Eppure i 310 morti sul lavoro, contati sinora nel 2012 in Italia (cifre non ufficiali), sono tanti. Forse troppi.
Nel 2011 ci sono stati più di 1170 morti, di cui 663 sui luoghi di lavoro: + 11,6% sul 2010 (dati dell'OSSERVATORIO INDIPENDENTE DI BOLOGNA, così come le mappe mostrate, che riportano il numero dei decessi città per città).
Ma nel 2011 si è lavorato molto molto meno, soprattutto in edilizia, da sempre tallone d'achille, insieme all'agricoltura. Nel 2012 certamente meno che nel 2011.
Un dato preso così... calano le ore di lavoro, di ben il 30% in un anno, dal 2010 al 2011, nella sola provincia di Roma. Che significa quindi quel che leggiamo?
Un altro indizio... in Inghilterra, con un certo margine di errore, nel 2011 le morti sul lavoro sono state 171 (se volete approfondire la cosa partite da qui) .
SEI VOLTE IN MENO CHE IN ITALIA.
E allora che accade? Stesso continente, stessa popolazione. Certo, l'Inghilterra è più centrata sui servizi, attività meno rischiose per definizione... sul lavoro intellettuale, anche. D'impresa in senso contemporaneo, spesso immateriale.
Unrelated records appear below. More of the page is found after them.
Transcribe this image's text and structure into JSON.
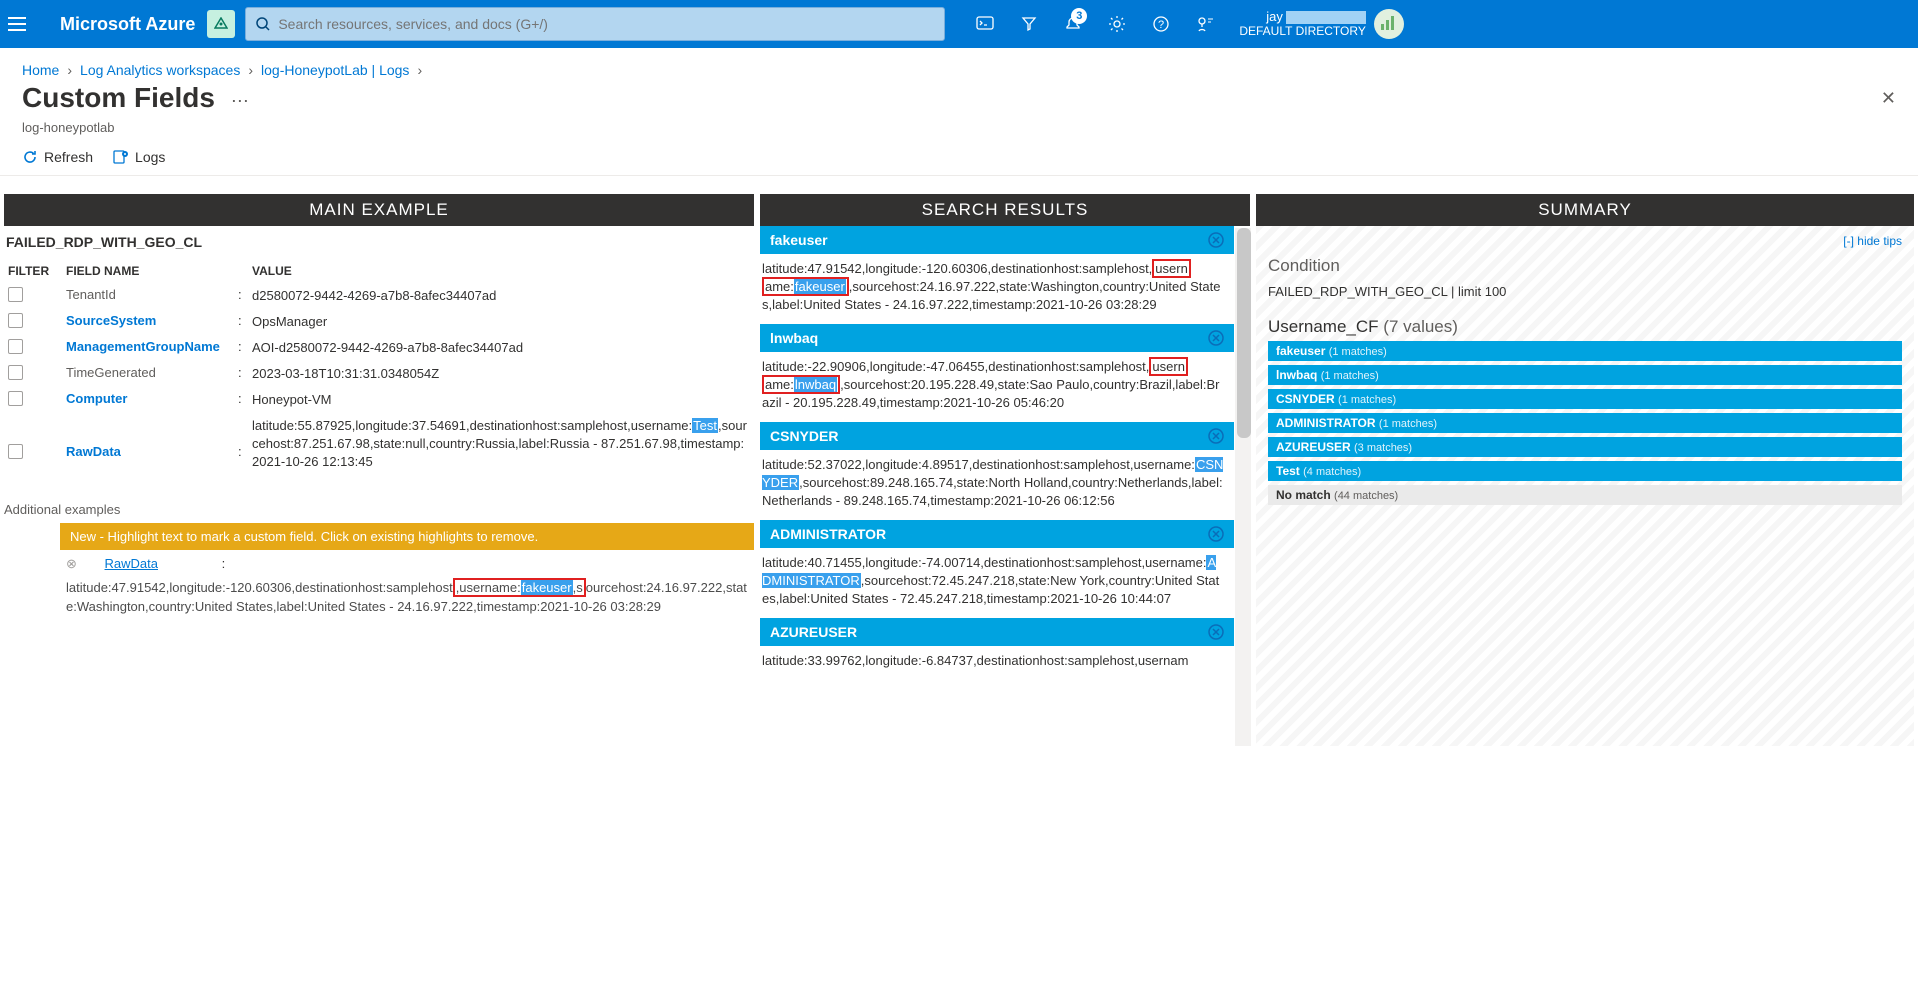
{
  "header": {
    "brand": "Microsoft Azure",
    "search_placeholder": "Search resources, services, and docs (G+/)",
    "notif_count": "3",
    "user_name": "jay",
    "user_dir": "DEFAULT DIRECTORY"
  },
  "breadcrumb": {
    "home": "Home",
    "ws": "Log Analytics workspaces",
    "res": "log-HoneypotLab | Logs"
  },
  "page": {
    "title": "Custom Fields",
    "subtitle": "log-honeypotlab",
    "refresh": "Refresh",
    "logs": "Logs"
  },
  "cols": {
    "main": "MAIN EXAMPLE",
    "search": "SEARCH RESULTS",
    "summary": "SUMMARY"
  },
  "main": {
    "table_name": "FAILED_RDP_WITH_GEO_CL",
    "h_filter": "FILTER",
    "h_field": "FIELD NAME",
    "h_value": "VALUE",
    "rows": [
      {
        "name": "TenantId",
        "value": "d2580072-9442-4269-a7b8-8afec34407ad",
        "link": false
      },
      {
        "name": "SourceSystem",
        "value": "OpsManager",
        "link": true
      },
      {
        "name": "ManagementGroupName",
        "value": "AOI-d2580072-9442-4269-a7b8-8afec34407ad",
        "link": true
      },
      {
        "name": "TimeGenerated",
        "value": "2023-03-18T10:31:31.0348054Z",
        "link": false
      },
      {
        "name": "Computer",
        "value": "Honeypot-VM",
        "link": true
      }
    ],
    "rawdata_label": "RawData",
    "rawdata_pre": "latitude:55.87925,longitude:37.54691,destinationhost:samplehost,username:",
    "rawdata_hl": "Test",
    "rawdata_post": ",sourcehost:87.251.67.98,state:null,country:Russia,label:Russia - 87.251.67.98,timestamp:2021-10-26 12:13:45",
    "additional": "Additional examples",
    "hint": "New - Highlight text to mark a custom field. Click on existing highlights to remove.",
    "add_raw": "RawData",
    "add_pre": "latitude:47.91542,longitude:-120.60306,destinationhost:samplehost",
    "add_mid": ",username:",
    "add_hl": "fakeuser",
    "add_mid2": ",s",
    "add_post": "ourcehost:24.16.97.222,state:Washington,country:United States,label:United States - 24.16.97.222,timestamp:2021-10-26 03:28:29"
  },
  "search": [
    {
      "title": "fakeuser",
      "pre": "latitude:47.91542,longitude:-120.60306,destinationhost:samplehost,",
      "box1": "usern",
      "br": "",
      "box2": "ame:",
      "hl": "fakeuser",
      "post": ",sourcehost:24.16.97.222,state:Washington,country:United States,label:United States - 24.16.97.222,timestamp:2021-10-26 03:28:29"
    },
    {
      "title": "lnwbaq",
      "pre": "latitude:-22.90906,longitude:-47.06455,destinationhost:samplehost,",
      "box1": "usern",
      "br": "",
      "box2": "ame:",
      "hl": "lnwbaq",
      "post": ",sourcehost:20.195.228.49,state:Sao Paulo,country:Brazil,label:Brazil - 20.195.228.49,timestamp:2021-10-26 05:46:20"
    },
    {
      "title": "CSNYDER",
      "pre": "latitude:52.37022,longitude:4.89517,destinationhost:samplehost,username:",
      "hl": "CSNYDER",
      "post": ",sourcehost:89.248.165.74,state:North Holland,country:Netherlands,label:Netherlands - 89.248.165.74,timestamp:2021-10-26 06:12:56"
    },
    {
      "title": "ADMINISTRATOR",
      "pre": "latitude:40.71455,longitude:-74.00714,destinationhost:samplehost,username:",
      "hl": "ADMINISTRATOR",
      "post": ",sourcehost:72.45.247.218,state:New York,country:United States,label:United States - 72.45.247.218,timestamp:2021-10-26 10:44:07"
    },
    {
      "title": "AZUREUSER",
      "pre": "latitude:33.99762,longitude:-6.84737,destinationhost:samplehost,usernam",
      "hl": "",
      "post": ""
    }
  ],
  "summary": {
    "hide_tips": "[-] hide tips",
    "cond_label": "Condition",
    "cond_value": "FAILED_RDP_WITH_GEO_CL | limit 100",
    "field_name": "Username_CF",
    "field_count": "(7 values)",
    "values": [
      {
        "name": "fakeuser",
        "m": "(1 matches)"
      },
      {
        "name": "lnwbaq",
        "m": "(1 matches)"
      },
      {
        "name": "CSNYDER",
        "m": "(1 matches)"
      },
      {
        "name": "ADMINISTRATOR",
        "m": "(1 matches)"
      },
      {
        "name": "AZUREUSER",
        "m": "(3 matches)"
      },
      {
        "name": "Test",
        "m": "(4 matches)"
      }
    ],
    "nomatch_name": "No match",
    "nomatch_m": "(44 matches)"
  }
}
Probabilmente i controlli sono più efficienti che da noi, la corruzione incide in modo ben inferiore, secondo l'OCSE. Per carità, a noi un Commonwealth non ce lo dà nessuno e la Libia è già un miraggio svanito nel deserto, in un mare di sangue.
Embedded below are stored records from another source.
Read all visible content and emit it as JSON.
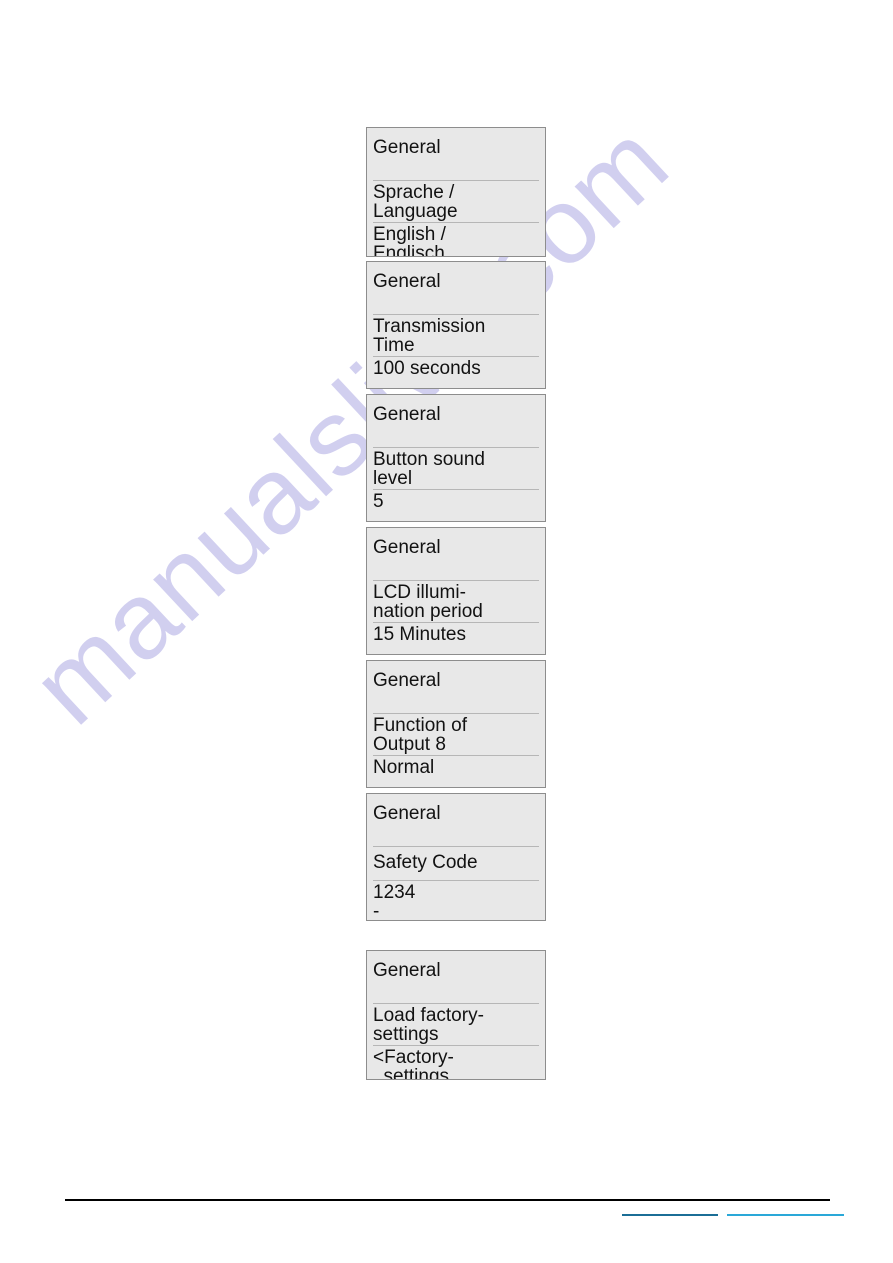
{
  "page": {
    "background_color": "#ffffff",
    "watermark_text": "manualslive.com",
    "watermark_color": "#cfcdef"
  },
  "screens": [
    {
      "title": "General",
      "label_lines": [
        "Sprache /",
        "Language"
      ],
      "value_lines": [
        "English /",
        "Englisch"
      ],
      "label_gap": false
    },
    {
      "title": "General",
      "label_lines": [
        "Transmission",
        "Time"
      ],
      "value_lines": [
        "100 seconds"
      ],
      "label_gap": true
    },
    {
      "title": "General",
      "label_lines": [
        "Button sound",
        "level"
      ],
      "value_lines": [
        "5"
      ],
      "label_gap": false
    },
    {
      "title": "General",
      "label_lines": [
        "LCD illumi-",
        "nation period"
      ],
      "value_lines": [
        "15 Minutes"
      ],
      "label_gap": true
    },
    {
      "title": "General",
      "label_lines": [
        "Function of",
        "Output 8"
      ],
      "value_lines": [
        "Normal"
      ],
      "label_gap": true
    },
    {
      "title": "General",
      "label_lines": [
        "Safety Code"
      ],
      "value_lines": [
        "1234",
        "-"
      ],
      "label_gap": false
    },
    {
      "title": "General",
      "label_lines": [
        "Load factory-",
        "settings"
      ],
      "value_lines": [
        "<Factory-",
        "  settings"
      ],
      "label_gap": true
    }
  ],
  "footer": {
    "divider_color": "#000000",
    "link_left_color": "#1b6e96",
    "link_right_color": "#2aa8d8",
    "link_left_text": "",
    "link_right_text": ""
  }
}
Ma abbiamo grandi colpe e c'è altro. C'è che, appunto, noi continuiamo a fare tanta manifattura. O almeno ci proviamo. Ed anche edilizia. Ma abbiamo concorrenti molto più numerosi e forti che in passato. Capaci di spiazzarci con le loro produzioni di massa a costo bassissimo. Produzioni di cui noi stessi abbiamo elevato il livello qualitativo, con le cospicue delocalizzazioni operate negli anni '90 e 2000.
Per continuare a manterere quote di mercato nel manifatturiero siamo costretti a inseguire cinesi, indiani, turchi. Per avere qualche (misera) possibilità di vendere ancora appartamenti, o immobili commerciali, dobbiamo utilizzare manodopera non italiana, scarsamente scolarizzata, macchinari obsoleti, contenere ogni spesa non indispensabile.
Di conseguenza le misure di sicurezza sono necessariamente inferiori al necessario e peraltro se ne presuppone l'applicazione da parte di personale non formato e spesso non formabile.